Im Sommer sind es 15 Jahre her, dass sich die Schweiz in einem historischen Entscheid das Öffentlichkeitsprinzip auferlegte. Seither gilt – zumindest auf Bundesebene: Jede Person hat das Recht, amtliche Dokumente einzusehen und von den Behörden Auskünfte über den Inhalt amtlicher Dokumente zu erhalten.
Dieser Grundsatz hatte eine grosse Bedeutung, weil es die altertümliche Vorstellung von Behördenarbeit um 180 Grad drehte: Früher konnten Beamte teilweise nach eigenem Ermessen darüber entscheiden, wie weit sie der Bevölkerung durch Transparenz politisch Rechenschaft schuldig sein will. Mit dem Öffentlichkeitsprinzip wollten Bundesrat und Parlament nichts weniger als das Vertrauen in die Amtsstuben fördern. Dies war auch nötig: Zahlreiche «Affären» lösten in den Jahren davor immer wieder Misstrauen aus.
Das Öffentlichkeitsprinzip hatte jedoch Makel. Und zwar erhebliche. Eines von ihnen sorgte in zahlreichen Fällen dazu, dass es Transparenz nur gegen Cash gab. Konkret: Wollte eine kritische Journalistin heikle Dokumente einsehen, so konnten Behörden ihr den bürokratischen Aufwand in Rechnung stellen.
So verlangte das Bundesamt für Rüstung (Armasuisse) von einer Bürgerinitiative rund 16'500 Franken für einen 90-seitigen Bericht. Die Behörde rechtfertigte das mit der notwendigen Anonymisierung und Übersetzung des Dokuments. Transparenz-Experte Daniel Dedeyan sagte im «Tages-Anzeiger» zu solchen Fällen: «Das entspricht ganz und gar nicht dem Geist des Öffentlichkeitsprinzips und zeugt von einer gewissen Willkür.»
Bestätigt wird dieser Eindruck durch die Statistik: In den vergangenen Jahren kassierten alle Bundesbehörden zusammengerechnet nie mehr als 23'000 Franken in einem Jahr. SP-Nationalrätin Edith Graf-Litscher sagt dazu: «Ganz offensichtlich werden Gebühren von einigen Verwaltungsstellen gezielt als Zugangshindernis eingesetzt.»
Dieser Praxis will nun ein Teil des Parlaments an den Kragen. Die Kommission des Nationalrats für Staatspolitik möchte im Gesetz zum Öffentlichkeitsprinzip einen neuen Grundsatz festhalten.
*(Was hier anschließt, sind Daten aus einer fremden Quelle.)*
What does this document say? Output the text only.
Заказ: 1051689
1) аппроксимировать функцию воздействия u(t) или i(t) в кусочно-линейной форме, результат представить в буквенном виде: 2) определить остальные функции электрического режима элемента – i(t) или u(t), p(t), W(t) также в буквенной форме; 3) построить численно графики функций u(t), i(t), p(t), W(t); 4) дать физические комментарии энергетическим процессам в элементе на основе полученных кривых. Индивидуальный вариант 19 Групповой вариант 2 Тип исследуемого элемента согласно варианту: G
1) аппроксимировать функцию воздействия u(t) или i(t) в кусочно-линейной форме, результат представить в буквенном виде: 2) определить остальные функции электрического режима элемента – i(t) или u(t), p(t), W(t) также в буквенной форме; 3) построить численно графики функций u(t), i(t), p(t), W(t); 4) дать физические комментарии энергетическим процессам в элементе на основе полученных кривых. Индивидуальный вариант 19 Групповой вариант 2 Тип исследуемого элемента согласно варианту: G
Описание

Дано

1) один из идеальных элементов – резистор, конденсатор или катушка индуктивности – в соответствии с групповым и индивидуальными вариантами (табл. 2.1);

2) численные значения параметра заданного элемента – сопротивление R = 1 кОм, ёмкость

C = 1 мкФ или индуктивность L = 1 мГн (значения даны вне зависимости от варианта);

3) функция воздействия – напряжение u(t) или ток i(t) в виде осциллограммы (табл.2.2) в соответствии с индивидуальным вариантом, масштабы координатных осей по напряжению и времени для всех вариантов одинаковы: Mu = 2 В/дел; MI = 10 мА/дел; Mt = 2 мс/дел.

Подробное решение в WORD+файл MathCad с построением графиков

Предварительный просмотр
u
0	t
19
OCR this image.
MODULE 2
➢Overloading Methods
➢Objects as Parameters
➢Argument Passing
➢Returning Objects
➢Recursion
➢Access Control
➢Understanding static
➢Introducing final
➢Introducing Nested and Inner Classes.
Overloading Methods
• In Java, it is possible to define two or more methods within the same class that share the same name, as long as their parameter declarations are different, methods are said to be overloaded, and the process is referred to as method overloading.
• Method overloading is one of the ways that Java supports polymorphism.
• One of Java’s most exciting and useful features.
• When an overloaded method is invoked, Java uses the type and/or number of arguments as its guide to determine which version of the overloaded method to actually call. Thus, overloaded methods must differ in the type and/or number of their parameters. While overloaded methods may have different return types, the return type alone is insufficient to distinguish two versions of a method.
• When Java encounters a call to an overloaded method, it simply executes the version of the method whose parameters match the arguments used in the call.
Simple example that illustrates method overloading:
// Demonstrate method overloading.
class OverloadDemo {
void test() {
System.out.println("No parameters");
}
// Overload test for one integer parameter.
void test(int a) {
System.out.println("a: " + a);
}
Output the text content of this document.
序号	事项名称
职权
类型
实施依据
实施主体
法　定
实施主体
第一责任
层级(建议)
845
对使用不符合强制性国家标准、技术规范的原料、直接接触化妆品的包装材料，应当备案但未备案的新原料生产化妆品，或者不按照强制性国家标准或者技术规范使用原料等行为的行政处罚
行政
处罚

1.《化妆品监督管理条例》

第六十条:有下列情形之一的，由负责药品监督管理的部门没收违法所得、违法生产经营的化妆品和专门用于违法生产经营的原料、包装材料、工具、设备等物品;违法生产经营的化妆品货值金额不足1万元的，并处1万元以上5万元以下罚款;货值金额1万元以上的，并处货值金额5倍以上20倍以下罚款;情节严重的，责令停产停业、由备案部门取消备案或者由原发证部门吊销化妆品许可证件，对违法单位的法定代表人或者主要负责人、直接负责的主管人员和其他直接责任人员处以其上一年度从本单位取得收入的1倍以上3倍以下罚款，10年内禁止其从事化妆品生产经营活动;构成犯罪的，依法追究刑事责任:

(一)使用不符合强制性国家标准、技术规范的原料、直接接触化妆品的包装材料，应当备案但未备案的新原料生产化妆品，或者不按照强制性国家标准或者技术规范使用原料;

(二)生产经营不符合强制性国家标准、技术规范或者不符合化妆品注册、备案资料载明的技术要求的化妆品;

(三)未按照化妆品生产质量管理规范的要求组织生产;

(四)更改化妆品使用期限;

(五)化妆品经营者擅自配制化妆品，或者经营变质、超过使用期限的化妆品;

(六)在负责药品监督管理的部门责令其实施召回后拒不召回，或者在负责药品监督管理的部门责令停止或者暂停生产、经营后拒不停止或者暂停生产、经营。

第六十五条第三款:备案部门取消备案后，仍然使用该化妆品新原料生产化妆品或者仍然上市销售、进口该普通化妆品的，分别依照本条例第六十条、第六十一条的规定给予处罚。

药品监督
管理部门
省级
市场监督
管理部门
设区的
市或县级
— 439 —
Galt bis jetzt, dass beim Dokumente-Zugang «in der Regel eine Gebühr erhoben» werde, soll's künftig grundsätzlich kostenlos sein.
«Grundsätzlich» deshalb, weil eine Ausnahme gefordert wird: Bereiten Schwärzungen, Anonymisierungen und andere Anpassungen einen besonders grossen Aufwand, so könnten maximal 2000 Franken in Rechnung gestellt werden. Ein Teil der Kommission will gar nichts ändern, ein anderer Teil will die Kostenverrechnung davon abhängig machen, ob der Aufwand im Verhältnis zum «öffentlichen Interesse» steht.
Am Montagnachmittag wird der Nationalrat über diese Fragen entscheiden. Kommt die Kostenlosigkeit durch, so wäre zumindest ein gröberer Makel im Öffentlichkeitsgesetz behoben. Journalistinnen und Journalisten forderten zuvor, auch auf die Ausnahmen bei den Gebühren zu verzichten.